Grant is correct to say that disrespect is not a good leadership quality:


But the way he deals with people would fail the leadership class I teach at his alma mater. For more than a century, my field has studied how leaders achieve great things. The evidence is clear: Leadership by intimidation and insult is a bad strategy. Belittling people doesn’t boost their productivity; it diminishes it.


Disrespect doesn’t just demotivate. It also disrupts focus, causing costly mistakes. In a medical simulation, professionals in neonatal intensive care teams had to diagnose a potentially life-threatening condition and then respond rapidly with the correct procedures. Right beforehand, some of them were randomly assigned to hear a visiting expert disparage their work, saying they wouldn’t last a week in his department. Briefly insulting physicians and nurses was enough to reduce the accuracy of their diagnoses by nearly 17 percent and the effectiveness of their procedures by 15 percent.


Given the circumstances, one should not be too surprised that Musk is not functioning like any old leader. But then again, the proof is in the way his companies have functioned, in their bottom line. And there, despite what Grant says, the outcomes suggest that Musk knows more about leadership than he lets on:


How then do you explain Mr. Musk’s success? With Tesla and SpaceX, he’s built two wildly prosperous companies, disrupting one industry and supercharging another. But those results have come in spite of the way he treats people, not because of it.


Again, Grant wants above all else to diminish, demean and disparage Musk:


Psychologists call it idiosyncrasy credit: As people accumulate status, we grant them more permission to deviate from social norms. So when we see leaders being uncivil, we often get cause and effect backward. We assume that being unkind makes them successful. In truth, however, success can give them a license to be unkind. Engineers at Tesla and SpaceX tolerate abuse from Mr. Hyde because they admire the vision of Dr. Jekyll.


One might say that there must be more to it than abuse.

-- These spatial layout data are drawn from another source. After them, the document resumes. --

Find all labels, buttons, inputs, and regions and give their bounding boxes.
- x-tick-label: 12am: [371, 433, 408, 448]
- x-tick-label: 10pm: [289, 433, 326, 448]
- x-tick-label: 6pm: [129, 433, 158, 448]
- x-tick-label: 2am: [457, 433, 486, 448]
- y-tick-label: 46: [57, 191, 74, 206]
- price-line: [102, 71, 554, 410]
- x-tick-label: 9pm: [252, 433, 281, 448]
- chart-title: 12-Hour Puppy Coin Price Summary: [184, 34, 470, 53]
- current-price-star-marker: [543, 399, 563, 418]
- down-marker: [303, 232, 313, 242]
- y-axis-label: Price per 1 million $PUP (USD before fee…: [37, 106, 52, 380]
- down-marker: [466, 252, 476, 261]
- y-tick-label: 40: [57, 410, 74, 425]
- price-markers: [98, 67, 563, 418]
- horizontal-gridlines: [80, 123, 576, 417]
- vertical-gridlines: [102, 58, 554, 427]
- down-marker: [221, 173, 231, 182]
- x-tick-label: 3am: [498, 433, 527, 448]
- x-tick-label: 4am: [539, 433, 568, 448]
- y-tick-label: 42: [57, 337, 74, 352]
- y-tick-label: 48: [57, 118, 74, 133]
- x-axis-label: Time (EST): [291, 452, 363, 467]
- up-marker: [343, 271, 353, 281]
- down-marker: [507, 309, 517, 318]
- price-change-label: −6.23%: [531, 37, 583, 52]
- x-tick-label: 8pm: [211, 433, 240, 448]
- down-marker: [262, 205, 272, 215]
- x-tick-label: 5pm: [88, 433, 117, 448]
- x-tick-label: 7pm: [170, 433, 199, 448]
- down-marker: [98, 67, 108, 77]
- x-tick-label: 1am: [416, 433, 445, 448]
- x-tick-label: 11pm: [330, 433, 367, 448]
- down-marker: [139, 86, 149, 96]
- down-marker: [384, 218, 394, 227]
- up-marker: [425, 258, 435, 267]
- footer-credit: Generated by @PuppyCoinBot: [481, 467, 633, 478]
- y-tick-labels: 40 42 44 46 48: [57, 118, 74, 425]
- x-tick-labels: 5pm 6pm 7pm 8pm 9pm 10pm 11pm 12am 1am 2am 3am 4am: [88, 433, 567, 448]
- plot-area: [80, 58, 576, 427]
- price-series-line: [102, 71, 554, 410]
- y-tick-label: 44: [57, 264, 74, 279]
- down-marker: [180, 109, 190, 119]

The people who are running Musk’s companies are not doing it because they are willing to accept abuse.


When I first met him years ago, I asked him how he makes it safe for SpaceX employees to speak up about problems with rockets. He said, “I try to make it unsafe to not do that.” That is an admirable statement.


So, this defective executive has an admirable approach to criticism. And he is also the most successful executive in the American business world. Perhaps Adam Grant should show more self-awareness before he tries to enhance his status by disparaging Musk.